This role is for a Data Engineer with extensive experience in data engineering, data warehousing, and big data processing. The ideal candidate will have strong expertise in Python, PySpark, and AWS data services to design, develop, and maintain robust data pipelines.
Key Responsibilities
- Design and implement end-to-end data engineering solutions using a combination of Python and AWS data services like Glue, Lambda, and EMR.
- Develop and maintain scalable ETL (Extract, Transform, Load) pipelines.
- Utilize PySpark for efficient big data processing and transformation.
- Work with Kafka for real-time data ingestion and stream processing.
- Optimize and fine-tune data pipelines for performance, scalability, and cost-efficiency on the AWS platform.
- Implement data security measures and contribute to data governance practices.
- Collaborate with cross-functional teams to understand data requirements and translate them into scalable data architectures.

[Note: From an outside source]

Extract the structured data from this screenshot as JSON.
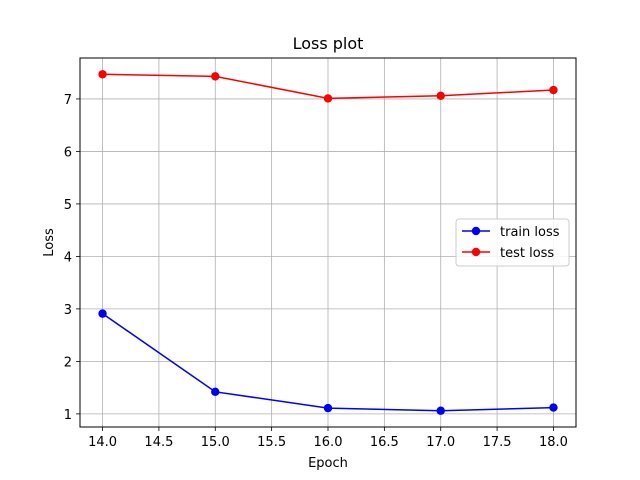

- Troubleshoot and resolve complex data workflow issues.
Skills
Required Skills:
- Strong expertise in Python and SQL for data manipulation and pipeline development.
- Hands-on experience with PySpark for big data processing.
- Deep understanding of AWS data services such as Redshift, Glue, S3, Lambda, Kinesis, Athena, and DynamoDB.
- Experience with Kafka for real-time data ingestion.
- Strong experience in data modeling, schema design, and ETL best practices.
- Excellent problem-solving skills with the ability to debug complex data workflows.
Preferred Skills:
- Familiarity with infrastructure as code (IaC) tools like Terraform or CloudFormation.
Qualifications
- A minimum of 5 years of experience in data engineering, data warehousing, and big data processing.